Goal
I'm trying to get postgres to parallel process a REST API call across a whole column of data (~20 million rows).
First Attempt
a UDF to be called on the column, like so:
select col1, public.py_pgrest(col1) as enriched_data
from my_table
based on this SO answer I'm thinking (code's got kinks, don't grock):
CREATE OR REPLACE FUNCTION public.py_pgrest(data_to_enrich text)
RETURNS text
LANGUAGE plpython2u
AS $function$
import urllib2
from urllib2 import Request, urlopen, URLError, HTTPError
uri = "http://enrichment.api/q=" + data_to_enrich
req = Request(uri)
try:
enriched_data = json.loads(urlopen(req).read()).get('my_enrichment_field')
except HTTPError as e:
return e
except URLError as e:
if hasattr(e, 'reason'):
return e.reason
elif hasattr(e, 'code'):
return e.code
else:
return e
return enriched_data
$function$
PARALLEL SAFE;
Problem
Even though the function is marked PARALLEL SAFE, this only helps for the query planner to allocate multiple workers to it and then gather the results.
Question
Is there some pattern that allows me to parallelize the UDF within each worker?

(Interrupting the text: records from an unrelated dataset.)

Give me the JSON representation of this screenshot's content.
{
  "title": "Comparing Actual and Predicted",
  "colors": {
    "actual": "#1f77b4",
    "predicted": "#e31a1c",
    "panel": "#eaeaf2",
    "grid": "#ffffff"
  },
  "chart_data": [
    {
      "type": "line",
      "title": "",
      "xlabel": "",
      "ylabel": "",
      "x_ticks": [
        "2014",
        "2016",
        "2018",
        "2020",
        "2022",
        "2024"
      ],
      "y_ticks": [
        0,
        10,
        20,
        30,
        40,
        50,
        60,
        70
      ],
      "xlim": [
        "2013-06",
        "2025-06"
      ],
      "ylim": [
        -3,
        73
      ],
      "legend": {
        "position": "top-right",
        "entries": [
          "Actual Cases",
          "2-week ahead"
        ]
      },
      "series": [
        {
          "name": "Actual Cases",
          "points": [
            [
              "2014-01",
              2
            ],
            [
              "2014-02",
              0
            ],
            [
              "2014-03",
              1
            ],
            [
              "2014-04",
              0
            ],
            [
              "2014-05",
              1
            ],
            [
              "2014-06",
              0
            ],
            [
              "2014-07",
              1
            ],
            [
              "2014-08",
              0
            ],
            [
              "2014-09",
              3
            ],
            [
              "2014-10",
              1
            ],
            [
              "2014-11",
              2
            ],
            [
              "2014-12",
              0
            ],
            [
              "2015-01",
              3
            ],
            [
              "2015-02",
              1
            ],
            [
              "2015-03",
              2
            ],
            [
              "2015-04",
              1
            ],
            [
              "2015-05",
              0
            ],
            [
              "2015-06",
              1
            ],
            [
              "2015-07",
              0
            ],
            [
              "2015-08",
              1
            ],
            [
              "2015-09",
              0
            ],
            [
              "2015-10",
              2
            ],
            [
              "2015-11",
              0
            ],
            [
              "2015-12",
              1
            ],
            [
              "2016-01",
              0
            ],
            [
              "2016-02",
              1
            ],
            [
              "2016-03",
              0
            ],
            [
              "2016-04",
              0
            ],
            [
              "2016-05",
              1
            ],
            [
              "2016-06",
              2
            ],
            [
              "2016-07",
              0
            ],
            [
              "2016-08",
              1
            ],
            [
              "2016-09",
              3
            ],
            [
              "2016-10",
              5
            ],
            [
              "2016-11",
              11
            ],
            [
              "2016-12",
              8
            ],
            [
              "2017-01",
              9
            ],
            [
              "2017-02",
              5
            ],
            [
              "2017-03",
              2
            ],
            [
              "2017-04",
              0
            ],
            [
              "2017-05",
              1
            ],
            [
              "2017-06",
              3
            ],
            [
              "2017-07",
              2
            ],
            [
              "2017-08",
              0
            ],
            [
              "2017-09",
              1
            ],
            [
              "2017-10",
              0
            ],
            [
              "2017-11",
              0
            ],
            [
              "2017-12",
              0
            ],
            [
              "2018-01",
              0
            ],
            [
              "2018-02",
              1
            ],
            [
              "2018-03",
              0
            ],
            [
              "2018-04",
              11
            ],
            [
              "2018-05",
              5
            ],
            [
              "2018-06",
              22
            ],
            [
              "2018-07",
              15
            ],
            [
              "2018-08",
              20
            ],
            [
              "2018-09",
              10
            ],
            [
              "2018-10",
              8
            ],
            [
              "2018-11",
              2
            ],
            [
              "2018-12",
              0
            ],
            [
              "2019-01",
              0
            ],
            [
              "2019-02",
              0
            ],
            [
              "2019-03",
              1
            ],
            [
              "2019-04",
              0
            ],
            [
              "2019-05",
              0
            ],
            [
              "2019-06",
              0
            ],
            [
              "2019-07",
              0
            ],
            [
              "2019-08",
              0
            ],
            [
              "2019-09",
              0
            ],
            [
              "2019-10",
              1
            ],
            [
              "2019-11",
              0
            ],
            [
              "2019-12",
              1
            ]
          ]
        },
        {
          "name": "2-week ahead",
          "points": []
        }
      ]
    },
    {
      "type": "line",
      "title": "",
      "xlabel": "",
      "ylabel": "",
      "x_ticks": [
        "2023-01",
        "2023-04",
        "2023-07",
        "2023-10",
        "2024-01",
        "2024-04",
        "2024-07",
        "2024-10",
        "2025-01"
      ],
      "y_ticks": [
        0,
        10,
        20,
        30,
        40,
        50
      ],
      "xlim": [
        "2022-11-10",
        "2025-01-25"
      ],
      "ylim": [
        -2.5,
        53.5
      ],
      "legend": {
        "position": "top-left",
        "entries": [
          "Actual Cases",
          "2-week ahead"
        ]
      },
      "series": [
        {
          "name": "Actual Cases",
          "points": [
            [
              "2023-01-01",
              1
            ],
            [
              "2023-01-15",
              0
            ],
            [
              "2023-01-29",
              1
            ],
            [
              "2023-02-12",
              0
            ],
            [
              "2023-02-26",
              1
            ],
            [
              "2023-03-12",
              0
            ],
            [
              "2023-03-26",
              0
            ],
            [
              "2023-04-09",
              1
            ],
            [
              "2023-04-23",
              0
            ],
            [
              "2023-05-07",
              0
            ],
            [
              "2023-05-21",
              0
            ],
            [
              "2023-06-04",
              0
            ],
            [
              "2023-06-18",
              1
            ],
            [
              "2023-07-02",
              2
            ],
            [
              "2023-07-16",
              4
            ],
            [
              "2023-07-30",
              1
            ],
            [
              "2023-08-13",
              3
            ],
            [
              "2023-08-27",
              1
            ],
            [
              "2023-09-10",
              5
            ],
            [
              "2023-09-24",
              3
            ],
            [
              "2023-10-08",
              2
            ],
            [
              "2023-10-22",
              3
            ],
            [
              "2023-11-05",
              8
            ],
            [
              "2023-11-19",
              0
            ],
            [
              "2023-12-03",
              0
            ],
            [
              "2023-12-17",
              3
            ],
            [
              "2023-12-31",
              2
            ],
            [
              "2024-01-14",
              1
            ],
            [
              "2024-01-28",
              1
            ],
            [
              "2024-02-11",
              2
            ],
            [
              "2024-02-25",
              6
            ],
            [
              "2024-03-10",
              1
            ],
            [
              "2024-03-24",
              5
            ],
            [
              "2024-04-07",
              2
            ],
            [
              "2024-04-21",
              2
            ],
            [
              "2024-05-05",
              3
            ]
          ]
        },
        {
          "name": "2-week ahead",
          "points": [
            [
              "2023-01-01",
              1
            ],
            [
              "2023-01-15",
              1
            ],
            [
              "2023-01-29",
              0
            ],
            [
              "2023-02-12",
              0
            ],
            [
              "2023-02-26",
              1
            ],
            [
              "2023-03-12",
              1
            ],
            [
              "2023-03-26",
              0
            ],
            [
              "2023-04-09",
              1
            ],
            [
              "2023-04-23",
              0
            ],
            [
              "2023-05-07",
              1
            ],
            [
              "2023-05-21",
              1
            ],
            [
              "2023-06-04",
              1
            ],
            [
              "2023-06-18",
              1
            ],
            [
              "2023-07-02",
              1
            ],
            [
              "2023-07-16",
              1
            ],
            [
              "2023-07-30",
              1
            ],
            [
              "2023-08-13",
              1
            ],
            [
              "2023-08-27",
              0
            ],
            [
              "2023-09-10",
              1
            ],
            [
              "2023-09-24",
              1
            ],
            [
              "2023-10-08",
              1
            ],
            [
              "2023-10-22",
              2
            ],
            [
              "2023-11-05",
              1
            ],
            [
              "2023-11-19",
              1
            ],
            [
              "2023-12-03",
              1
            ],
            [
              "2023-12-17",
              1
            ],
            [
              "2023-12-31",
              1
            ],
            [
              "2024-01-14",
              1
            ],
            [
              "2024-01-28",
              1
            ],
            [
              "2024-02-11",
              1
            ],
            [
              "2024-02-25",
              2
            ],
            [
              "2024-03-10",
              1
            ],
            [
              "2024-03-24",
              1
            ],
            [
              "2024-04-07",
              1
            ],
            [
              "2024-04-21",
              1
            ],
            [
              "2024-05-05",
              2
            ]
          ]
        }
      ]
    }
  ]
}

a tentative and coarse python example - just to illustrate the intent (based on this SO answer):
async def parallel_rest_calls():
async with aiohttp.ClientSession() as session:
tasks = []
for row in column:
tasks.append(call_rest_api(session=session, data=row, **kwargs))
enriched_data_col = await asyncio.gather(*tasks, return_exceptions=True)
return enriched_data_col
Granted, the python example still needs to map the input row to the correct output, but you get the gist, it's about utilizing the IO time to make more calls.